MuST: Multilingual Corpora for the automatic Structuring of Terms.

Start date: Jan. 1, 2013
End date: Dec. 31, 2014
Sponsor: HOF (Research Fund University College Ghent)

About MuST

The MuST project aims to extract all domain-specific terms from a multilingual technical corpus as well as the semantic relationships between these terms. The automatic detection of synonymy and hyponymy links allows us to take an important step forward from a flat term list to a structured concept list. For the automatic terminology extraction and detection of semantic relations between the terms, we will use all available parallel corpora at hand without adding any external lexical resources.
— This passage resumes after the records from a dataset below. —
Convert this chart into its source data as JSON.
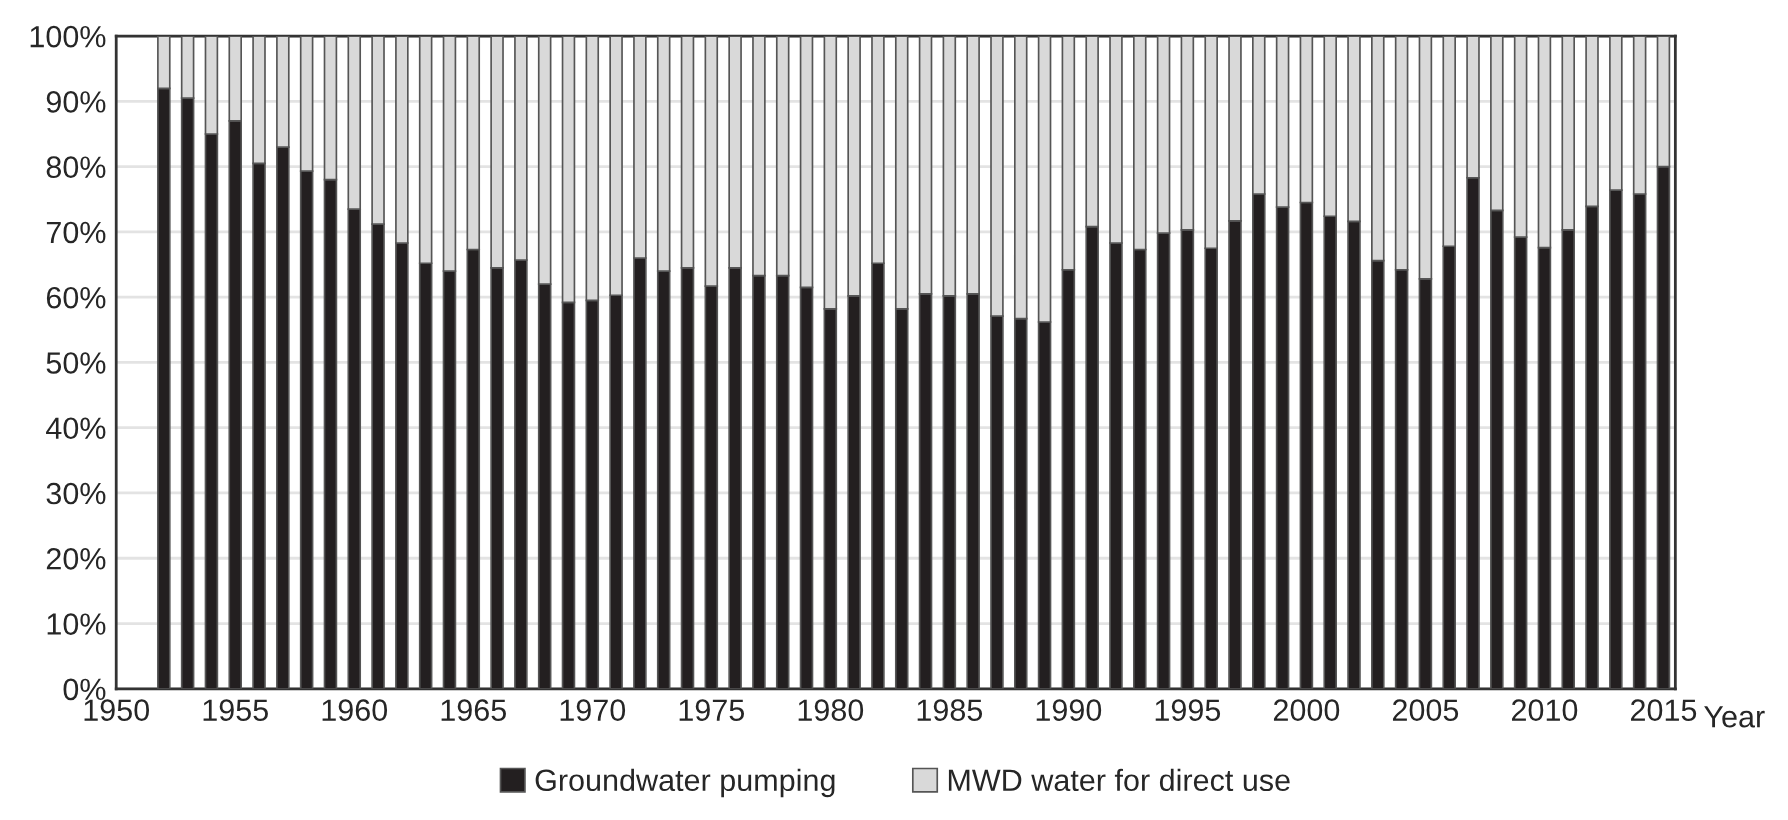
{
  "chart_data": {
    "type": "bar",
    "stacked": true,
    "xlabel": "Year",
    "x": [
      1952,
      1953,
      1954,
      1955,
      1956,
      1957,
      1958,
      1959,
      1960,
      1961,
      1962,
      1963,
      1964,
      1965,
      1966,
      1967,
      1968,
      1969,
      1970,
      1971,
      1972,
      1973,
      1974,
      1975,
      1976,
      1977,
      1978,
      1979,
      1980,
      1981,
      1982,
      1983,
      1984,
      1985,
      1986,
      1987,
      1988,
      1989,
      1990,
      1991,
      1992,
      1993,
      1994,
      1995,
      1996,
      1997,
      1998,
      1999,
      2000,
      2001,
      2002,
      2003,
      2004,
      2005,
      2006,
      2007,
      2008,
      2009,
      2010,
      2011,
      2012,
      2013,
      2014,
      2015
    ],
    "series": [
      {
        "name": "Groundwater pumping",
        "color": "#231f20",
        "values": [
          92,
          90.5,
          85,
          87,
          80.5,
          83,
          79.3,
          78,
          73.5,
          71.2,
          68.3,
          65.2,
          64,
          67.3,
          64.5,
          65.7,
          62,
          59.2,
          59.5,
          60.3,
          66,
          64,
          64.5,
          61.7,
          64.5,
          63.3,
          63.3,
          61.5,
          58.2,
          60.2,
          65.2,
          58.2,
          60.5,
          60.2,
          60.5,
          57.1,
          56.7,
          56.2,
          64.2,
          70.8,
          68.3,
          67.3,
          69.8,
          70.3,
          67.5,
          71.7,
          75.8,
          73.8,
          74.5,
          72.4,
          71.6,
          65.6,
          64.2,
          62.8,
          67.8,
          78.3,
          73.3,
          69.2,
          67.6,
          70.3,
          73.9,
          76.4,
          75.8,
          80
        ]
      },
      {
        "name": "MWD water for direct use",
        "color": "#d9d9d9",
        "values": [
          8,
          9.5,
          15,
          13,
          19.5,
          17,
          20.7,
          22,
          26.5,
          28.8,
          31.7,
          34.8,
          36,
          32.7,
          35.5,
          34.3,
          38,
          40.8,
          40.5,
          39.7,
          34,
          36,
          35.5,
          38.3,
          35.5,
          36.7,
          36.7,
          38.5,
          41.8,
          39.8,
          34.8,
          41.8,
          39.5,
          39.8,
          39.5,
          42.9,
          43.3,
          43.8,
          35.8,
          29.2,
          31.7,
          32.7,
          30.2,
          29.7,
          32.5,
          28.3,
          24.2,
          26.2,
          25.5,
          27.6,
          28.4,
          34.4,
          35.8,
          37.2,
          32.2,
          21.7,
          26.7,
          30.8,
          32.4,
          29.7,
          26.1,
          23.6,
          24.2,
          20
        ]
      }
    ],
    "xlim": [
      1950,
      2015.5
    ],
    "xticks": [
      1950,
      1955,
      1960,
      1965,
      1970,
      1975,
      1980,
      1985,
      1990,
      1995,
      2000,
      2005,
      2010,
      2015
    ],
    "ylim": [
      0,
      100
    ],
    "yticks": [
      {
        "value": 0,
        "label": "0%"
      },
      {
        "value": 10,
        "label": "10%"
      },
      {
        "value": 20,
        "label": "20%"
      },
      {
        "value": 30,
        "label": "30%"
      },
      {
        "value": 40,
        "label": "40%"
      },
      {
        "value": 50,
        "label": "50%"
      },
      {
        "value": 60,
        "label": "60%"
      },
      {
        "value": 70,
        "label": "70%"
      },
      {
        "value": 80,
        "label": "80%"
      },
      {
        "value": 90,
        "label": "90%"
      },
      {
        "value": 100,
        "label": "100%"
      }
    ],
    "grid": "y",
    "legend": "bottom"
  }
}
This turns it into a generic and language-independent approach, which will enable us to deploy it dynamically to new domains or documents. The bilingual terminology-extraction is carried out with a previously developed terminology extraction tool that generates bilingual term pairs from a parallel corpus (Lefever et al. 2009). For the automatic detection of synonyms, a distributional approach will be combined with a multilingual method. This distributional approach starts from the hypothesis that semantically related words occur in similar contexts. By comparing the context and syntactic information of terms, we can distinguish semantically related terms in the term list. For the multilingual approach, we apply a previously developed approach for word sense disambiguation using parallel corpora (Lefever et al. 2011). In order to automatically extract hyponymy relations, we develop an algorithm that adapts an existing pattern-based approach (Hearst 1992) to a multilingual context and that further optimizes the results by means of comparable corpora. References: Lefever, E., Macken, L., and Hoste, V. (2009). Language-independent bilingual terminology extraction from a multilingual parallel corpus. Proceedings of the 12th Conference of the European Chapter of the Association for Computational Linguistics. The Association for Computational Linguistics, Athens, Greece. Lefever, E., Hoste, V. and De Cock, M. (2011). ParaSense or how to use Parallel Corpora for Word Sense Disambiguation. Proceedings of the 49th Annual Meeting of the Association for Computational Linguistics: Human Language Technologies. Portland, Oregon, USA. Hearst, M. (1992). Automatic acquisition of hyponyms from large text corpora. Proceedings of the International Conference on Computational Linguistics (COLING-1992), 539-545. Nantes, France.